純愛は似合わない
……ホントに苛つく。
こんな時間を作る速人が恨めしい。

もう一度クリスタルを数えてみる?
今度、数が分からなくなったら帰ろう。

そう心に決めた時、頭上に雨雲のような陰が出来た。

背後の気配に、そのまま首を反らせて確かめてみる。私の座っているソファに片手をついて覗き込んだ速人と、思いっきり目が合った。

「時間厳守が聞いて呆れるわ」

「……待たせたのか。

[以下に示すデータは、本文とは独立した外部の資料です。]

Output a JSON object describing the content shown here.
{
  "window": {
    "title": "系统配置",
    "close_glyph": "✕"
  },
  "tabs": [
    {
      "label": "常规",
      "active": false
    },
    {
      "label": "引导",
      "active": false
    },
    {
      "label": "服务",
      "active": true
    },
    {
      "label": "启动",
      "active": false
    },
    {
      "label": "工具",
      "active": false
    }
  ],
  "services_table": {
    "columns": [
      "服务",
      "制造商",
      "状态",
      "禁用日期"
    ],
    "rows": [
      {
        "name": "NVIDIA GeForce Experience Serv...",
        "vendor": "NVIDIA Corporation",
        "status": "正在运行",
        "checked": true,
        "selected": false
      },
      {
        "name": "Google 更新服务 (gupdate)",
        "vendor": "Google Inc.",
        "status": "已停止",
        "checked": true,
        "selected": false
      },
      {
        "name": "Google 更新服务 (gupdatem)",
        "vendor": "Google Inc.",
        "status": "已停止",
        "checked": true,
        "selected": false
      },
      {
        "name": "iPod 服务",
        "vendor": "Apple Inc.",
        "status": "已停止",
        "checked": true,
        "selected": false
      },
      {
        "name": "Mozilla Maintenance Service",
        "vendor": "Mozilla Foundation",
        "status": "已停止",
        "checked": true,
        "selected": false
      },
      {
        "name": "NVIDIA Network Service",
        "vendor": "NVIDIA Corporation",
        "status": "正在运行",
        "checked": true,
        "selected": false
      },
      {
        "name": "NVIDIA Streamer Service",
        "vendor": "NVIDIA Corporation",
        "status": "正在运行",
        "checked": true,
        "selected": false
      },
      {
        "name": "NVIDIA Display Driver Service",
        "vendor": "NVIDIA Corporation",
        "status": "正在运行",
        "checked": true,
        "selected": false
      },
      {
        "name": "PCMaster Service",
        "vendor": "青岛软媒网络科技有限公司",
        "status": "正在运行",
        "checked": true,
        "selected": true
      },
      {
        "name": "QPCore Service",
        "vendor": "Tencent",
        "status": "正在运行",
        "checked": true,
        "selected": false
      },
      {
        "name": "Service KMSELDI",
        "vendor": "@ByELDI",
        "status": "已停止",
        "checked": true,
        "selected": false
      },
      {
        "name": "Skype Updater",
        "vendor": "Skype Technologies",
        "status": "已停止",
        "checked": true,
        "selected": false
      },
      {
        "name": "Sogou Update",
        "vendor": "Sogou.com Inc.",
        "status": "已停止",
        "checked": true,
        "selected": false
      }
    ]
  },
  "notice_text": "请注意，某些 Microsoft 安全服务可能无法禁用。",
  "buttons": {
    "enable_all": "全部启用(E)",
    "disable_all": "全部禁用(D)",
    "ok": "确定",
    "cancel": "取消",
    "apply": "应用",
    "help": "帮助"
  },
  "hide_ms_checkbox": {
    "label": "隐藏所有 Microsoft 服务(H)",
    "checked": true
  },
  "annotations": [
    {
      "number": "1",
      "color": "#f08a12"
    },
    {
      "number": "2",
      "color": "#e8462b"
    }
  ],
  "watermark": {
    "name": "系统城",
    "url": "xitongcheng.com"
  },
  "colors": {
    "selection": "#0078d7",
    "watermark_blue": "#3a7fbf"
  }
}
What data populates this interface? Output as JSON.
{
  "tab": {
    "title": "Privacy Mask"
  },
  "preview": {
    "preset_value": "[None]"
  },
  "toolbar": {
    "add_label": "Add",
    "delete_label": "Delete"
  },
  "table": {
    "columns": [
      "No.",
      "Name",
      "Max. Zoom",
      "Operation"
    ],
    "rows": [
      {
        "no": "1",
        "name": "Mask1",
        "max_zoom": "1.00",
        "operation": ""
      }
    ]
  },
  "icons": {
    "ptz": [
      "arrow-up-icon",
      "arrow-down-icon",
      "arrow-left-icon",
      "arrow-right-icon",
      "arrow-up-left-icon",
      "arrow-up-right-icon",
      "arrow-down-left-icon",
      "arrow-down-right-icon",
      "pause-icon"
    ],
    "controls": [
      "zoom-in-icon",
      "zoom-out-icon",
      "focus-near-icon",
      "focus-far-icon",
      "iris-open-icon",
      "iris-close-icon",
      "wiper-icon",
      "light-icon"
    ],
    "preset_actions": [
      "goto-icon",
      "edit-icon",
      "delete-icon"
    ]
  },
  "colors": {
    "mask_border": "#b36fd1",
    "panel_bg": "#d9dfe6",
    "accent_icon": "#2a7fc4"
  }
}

お前のことだから時間通りに来るとは思わなかった」

自分の遅刻を完全にスルーする速人。

私はのけ反らせていた首を戻し、立ち上がる。

「社長様をお待たせする訳にはいかないでしょ?」

嫌味の1つくらい吐いてもバチは当たらないだろう、と思いながらスカートのシワを伸ばした。

「なんでここに呼ばれたのか分からないんだけれど?」

速人はチラと腕時計を見て、私の右肘を掴んだ。そしてエレベーターへ向かって歩き出す。

「予約の時間は、ずらしたから問題ない」

ここのホテルには、カジュアルなイタリアンと中華料理、日本料理のレストラン、そしてバーが併設されている。

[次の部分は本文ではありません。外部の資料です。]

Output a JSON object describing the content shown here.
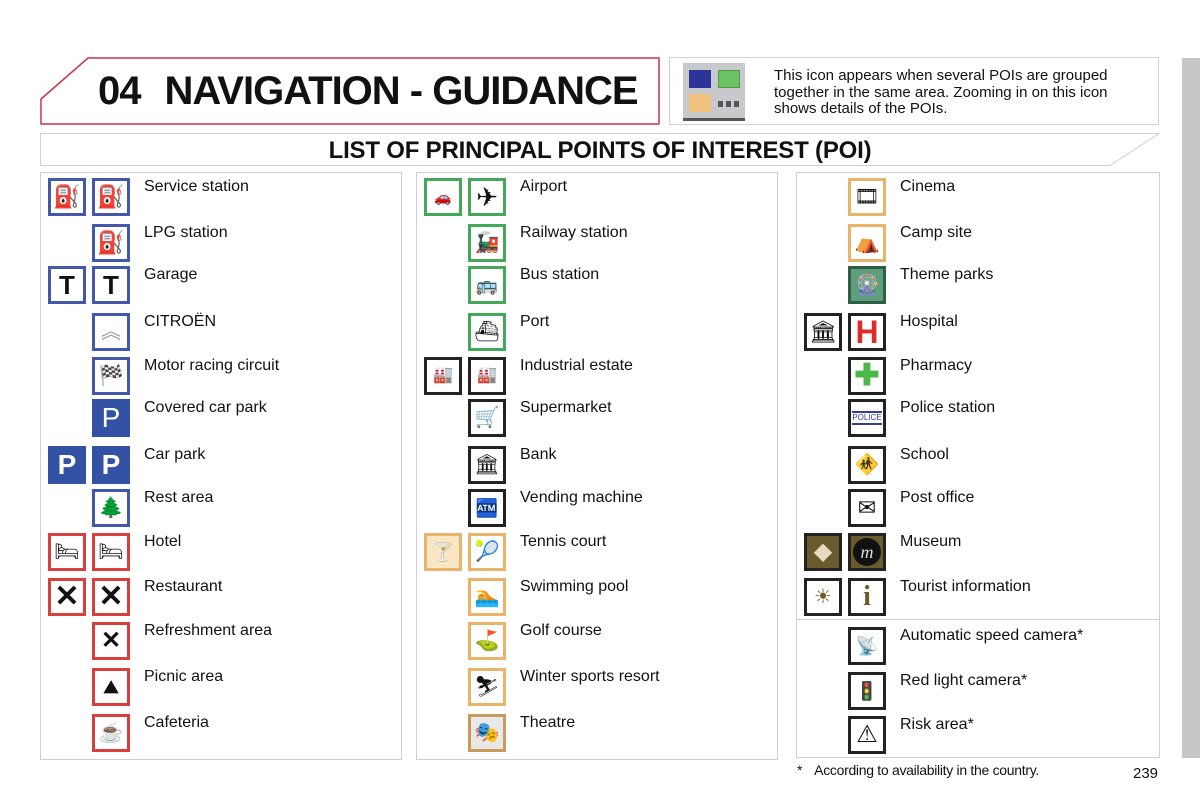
{
  "header": {
    "chapter_number": "04",
    "chapter_title": "NAVIGATION - GUIDANCE",
    "accent_color": "#c8334b"
  },
  "cluster_info": {
    "icon": "grouped-poi-icon",
    "colors": [
      "#2d3497",
      "#6cc165",
      "#f2c27f"
    ],
    "text": "This icon appears when several POIs are grouped together in the same area. Zooming in on this icon shows details of the POIs."
  },
  "section_title": "LIST OF PRINCIPAL POINTS OF INTEREST (POI)",
  "columns": [
    {
      "items": [
        {
          "label": "Service station",
          "icons": [
            "fuel-pump-icon",
            "fuel-pump-icon"
          ]
        },
        {
          "label": "LPG station",
          "icons": [
            "lpg-pump-icon"
          ]
        },
        {
          "label": "Garage",
          "icons": [
            "wrench-icon",
            "wrench-icon"
          ]
        },
        {
          "label": "CITROËN",
          "icons": [
            "citroen-logo-icon"
          ]
        },
        {
          "label": "Motor racing circuit",
          "icons": [
            "racing-circuit-icon"
          ]
        },
        {
          "label": "Covered car park",
          "icons": [
            "covered-parking-icon"
          ]
        },
        {
          "label": "Car park",
          "icons": [
            "parking-icon",
            "parking-icon"
          ]
        },
        {
          "label": "Rest area",
          "icons": [
            "rest-area-icon"
          ]
        },
        {
          "label": "Hotel",
          "icons": [
            "bed-icon",
            "bed-icon"
          ]
        },
        {
          "label": "Restaurant",
          "icons": [
            "fork-spoon-icon",
            "fork-spoon-icon"
          ]
        },
        {
          "label": "Refreshment area",
          "icons": [
            "refreshment-icon"
          ]
        },
        {
          "label": "Picnic area",
          "icons": [
            "picnic-table-icon"
          ]
        },
        {
          "label": "Cafeteria",
          "icons": [
            "coffee-cup-icon"
          ]
        }
      ]
    },
    {
      "items": [
        {
          "label": "Airport",
          "icons": [
            "transport-group-icon",
            "airplane-icon"
          ]
        },
        {
          "label": "Railway station",
          "icons": [
            "train-icon"
          ]
        },
        {
          "label": "Bus station",
          "icons": [
            "bus-icon"
          ]
        },
        {
          "label": "Port",
          "icons": [
            "ship-icon"
          ]
        },
        {
          "label": "Industrial estate",
          "icons": [
            "industry-group-icon",
            "industry-group-icon"
          ]
        },
        {
          "label": "Supermarket",
          "icons": [
            "shopping-cart-icon"
          ]
        },
        {
          "label": "Bank",
          "icons": [
            "bank-icon"
          ]
        },
        {
          "label": "Vending machine",
          "icons": [
            "atm-icon"
          ]
        },
        {
          "label": "Tennis court",
          "icons": [
            "leisure-group-icon",
            "tennis-player-icon"
          ]
        },
        {
          "label": "Swimming pool",
          "icons": [
            "swimmer-icon"
          ]
        },
        {
          "label": "Golf course",
          "icons": [
            "golfer-icon"
          ]
        },
        {
          "label": "Winter sports resort",
          "icons": [
            "skier-icon"
          ]
        },
        {
          "label": "Theatre",
          "icons": [
            "theatre-icon"
          ]
        }
      ]
    },
    {
      "items": [
        {
          "label": "Cinema",
          "icons": [
            "film-icon"
          ]
        },
        {
          "label": "Camp site",
          "icons": [
            "tent-caravan-icon"
          ]
        },
        {
          "label": "Theme parks",
          "icons": [
            "ferris-wheel-icon"
          ]
        },
        {
          "label": "Hospital",
          "icons": [
            "public-building-icon",
            "hospital-h-icon"
          ]
        },
        {
          "label": "Pharmacy",
          "icons": [
            "green-cross-icon"
          ]
        },
        {
          "label": "Police station",
          "icons": [
            "police-icon"
          ]
        },
        {
          "label": "School",
          "icons": [
            "children-icon"
          ]
        },
        {
          "label": "Post office",
          "icons": [
            "envelope-icon"
          ]
        },
        {
          "label": "Museum",
          "icons": [
            "monument-icon",
            "museum-m-icon"
          ]
        },
        {
          "label": "Tourist information",
          "icons": [
            "tourism-icon",
            "info-i-icon"
          ]
        },
        {
          "label": "Automatic speed camera*",
          "icons": [
            "speed-camera-icon"
          ]
        },
        {
          "label": "Red light camera*",
          "icons": [
            "red-light-camera-icon"
          ]
        },
        {
          "label": "Risk area*",
          "icons": [
            "risk-area-icon"
          ]
        }
      ]
    }
  ],
  "footnote": {
    "marker": "*",
    "text": "According to availability in the country."
  },
  "page_number": "239"
}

ただ夕飯に誘うつもりで、わざわざ松中さんを伝書鳩に使ったって言うの?

「私と食事するつもり?……それもここで」

「何だ?」

「……あーあ、上のバーで飲んでれば良かった」

そうしたら、くだらないことを思い出さないで済んだのに。


私の言葉に速人が笑みを漏らした。今日の彼は幾分、機嫌が良いようだ。